Most family homes are subject to a mortgage. Because the bankruptcy itself may be a default, the mortgage can still be enforced, even when the mortgage payments are up to date. Although lenders do have the power to sell a bankrupt’s home, in most cases they will leave the task to the trustee.
What if I am able to continue with the mortgage payments?
If you as the bankrupt have the capacity to continue making payments, mortgagees prefer to allow the loan repayments to continue and will not usually insist upon taking possession of the property. Trustees are likely to have no objection to this, provided you as the bankrupt arrange for your equity in the property to be paid to your bankrupt estate. This type of arrangement benefits everyone; your bankrupt estate receives the equity in the property, the mortgagee retains a performing loan and the bankrupt’s family avoids the sale of their home. However the trustee may still decide to sell the property despite mortgage payments being kept up to date, if for example there may be a benefit from the extra equity created in the property because of the mortgage payments.
When would we have to vacate?
Sale of any property normally requires vacant possession so in most cases you will be required to vacate the property before settlement. Trustees do not usually expect a bankrupt to vacate the premises immediately a sale decision has been made and will, in normal circumstances, allow a few weeks for you to make alternative arrangements. In some cases the trustee may allow you to remain in residence during the selling period, on condition that you cooperate, contribute a fair rent, maintain the property, and assist the trustee in the selling process.
How would the property sale proceeds be distributed?
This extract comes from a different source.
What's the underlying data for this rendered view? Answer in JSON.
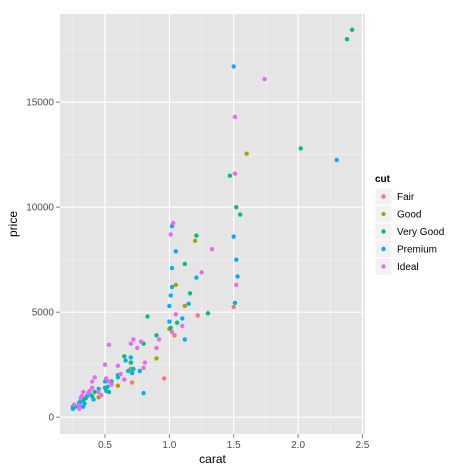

If you as the bankrupt wholly own the property, your bankrupt estate would receive the entire surplus of the property sale, after any mortgagee is paid. If the property is co-owned, the trustee will share the surplus with the solvent co-owner on the basis of the co-owner’s legal entitlement shown on the title deed. Despite the title to a property being held equally, it may be that uneven contributions have been made towards the acquisition or development and in certain cases this may lead to one party holding the property for the other party in a constructive or resultant trust, possibly alter the distribution.
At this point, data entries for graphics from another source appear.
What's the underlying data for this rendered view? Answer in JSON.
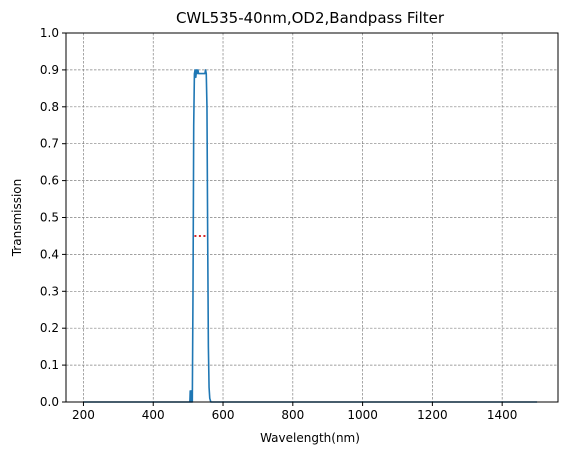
{
  "chart_data": {
    "type": "line",
    "title": "CWL535-40nm,OD2,Bandpass Filter",
    "xlabel": "Wavelength(nm)",
    "ylabel": "Transmission",
    "xlim": [
      150,
      1560
    ],
    "ylim": [
      0,
      1.0
    ],
    "xticks": [
      200,
      400,
      600,
      800,
      1000,
      1200,
      1400
    ],
    "xtick_labels": [
      "200",
      "400",
      "600",
      "800",
      "1000",
      "1200",
      "1400"
    ],
    "yticks": [
      0.0,
      0.1,
      0.2,
      0.3,
      0.4,
      0.5,
      0.6,
      0.7,
      0.8,
      0.9,
      1.0
    ],
    "ytick_labels": [
      "0.0",
      "0.1",
      "0.2",
      "0.3",
      "0.4",
      "0.5",
      "0.6",
      "0.7",
      "0.8",
      "0.9",
      "1.0"
    ],
    "grid": true,
    "series": [
      {
        "color": "#1f77b4",
        "style": "solid",
        "x": [
          200,
          505,
          506,
          507,
          508,
          509,
          510,
          512,
          514,
          516,
          518,
          520,
          522,
          524,
          526,
          528,
          530,
          535,
          540,
          545,
          548,
          550,
          552,
          554,
          556,
          558,
          560,
          562,
          565,
          570,
          600,
          800,
          1000,
          1200,
          1500
        ],
        "y": [
          0.0,
          0.0,
          0.03,
          0.0,
          0.0,
          0.03,
          0.0,
          0.0,
          0.3,
          0.75,
          0.89,
          0.9,
          0.88,
          0.9,
          0.89,
          0.9,
          0.89,
          0.89,
          0.89,
          0.89,
          0.89,
          0.9,
          0.89,
          0.8,
          0.45,
          0.15,
          0.04,
          0.01,
          0.0,
          0.0,
          0.0,
          0.0,
          0.0,
          0.0,
          0.0
        ]
      },
      {
        "color": "#d62728",
        "style": "dotted",
        "x": [
          518,
          552
        ],
        "y": [
          0.45,
          0.45
        ]
      }
    ]
  }
}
When does the “Doctrine of Exoneration” apply?
The property may be encumbered by a mortgage that secures an advance for the sole benefit of one owner, even though both owners have agreed to the mortgage. This may cause an uneven distribution of the surplus under the “Doctrine of Exoneration”. The Doctrine says that the person who received the benefit of the loan should have the first obligation to repay the loan, and the co-owner should only be considered a guarantor, and their share only be used to meet any shortfall. Note however, that the trustee must find compelling evidence that the “Doctrine of Exoneration” ought to apply will not apply it without a full review.
Is there a time frame for realisation of a property?
Section 129AA of the Bankruptcy Act requires trustees to realise property within a period ending six years after the discharge of the bankrupt, generally allowing 9 years to arrange sales. If the trustee does not do so, the property could re-vest in the discharged bankrupt, but the trustee may obtain an extension of this time period. The six-year rule applies only to property disclosed to the trustee; if the property is not disclosed in the bankrupt’s Statement of Affairs or as after-acquired property, the trustee will have 20 years to deal with the property.
What about Bankruptcy and War Service Homes?
The provisions of the Defence Service Homes Act provides under Part X of the Bankruptcy Act that a bankrupt or a debtor cannot have a war service home taken from them, except in extraordinary circumstances.
What happens in the case of joint tenancies?
When one of the parties to a joint tenancy is bankrupt, the tenancy in question is automatically severed. This is due to “Involuntary Alienation”, or the severing of the fundamental legal rights of the parties that are necessary to maintain a joint tenancy. The trigger to the alienation of legal rights is the vesting of the property in the trustee; a long established practice. After the joint tenancy is severed, the interests in the property are held as tenants in common.